Moving after a divorce is a good way to start fresh. For most parents, this is a local move that won’t matter much when it comes to the child custody order. If your move is going to be farther away from your current location, you need to do some homework to find out what you might need to do so you can take your children with you if you are the primary caregiver.
One thing to remember is that your ex will likely have the ability to object to the move. If this occurs, you will need to show that the move is in your child’s best interests. The court is going to look at several factors to determine if this the case. Remember, it doesn’t matter if the move is good for you. It only matters how it will affect the kids.
Reason for the move
The reason for the move is one of the primary considerations. Do you want to move for a better job opportunity? If so, you will need to show that this will benefit your child. Maybe you will have more money so you will be able to allow the child to have more extracurricular activities and provide a better quality of life.
Impact on the children
Depending on the age of the children, the court might consider how the move will affect their personal ties to the community. For example, a teen who is deeply rooted in the community, including being involved in school sports and having close friends, might not benefit from moving just prior to their senior year. The court also considers familial relationships that might suffer with the move.
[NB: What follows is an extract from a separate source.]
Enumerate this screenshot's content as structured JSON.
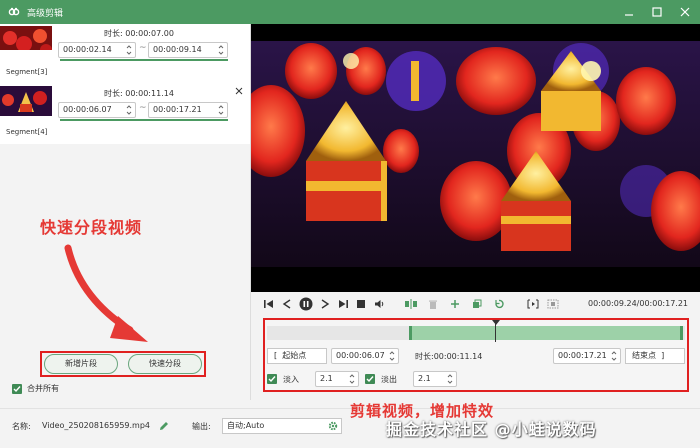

Setting the parenting plan
Your parenting plan might change because of the move, if it is approved. Be sure that it includes a realistic schedule for when your children will spend time with each parent. Transportation guidelines, including how expenses will be split, and communication information should be included in the new plan. If the move is taking the child across the country or too far for regular in-person visits with the non-custodial parent, a plan for virtual visits will likely be beneficial.
Throughout the time your children are minors, you will need to work with your ex to do what is best for the kids. This might mean that the parenting plan has to be modified periodically so that you can focus on what they need right now.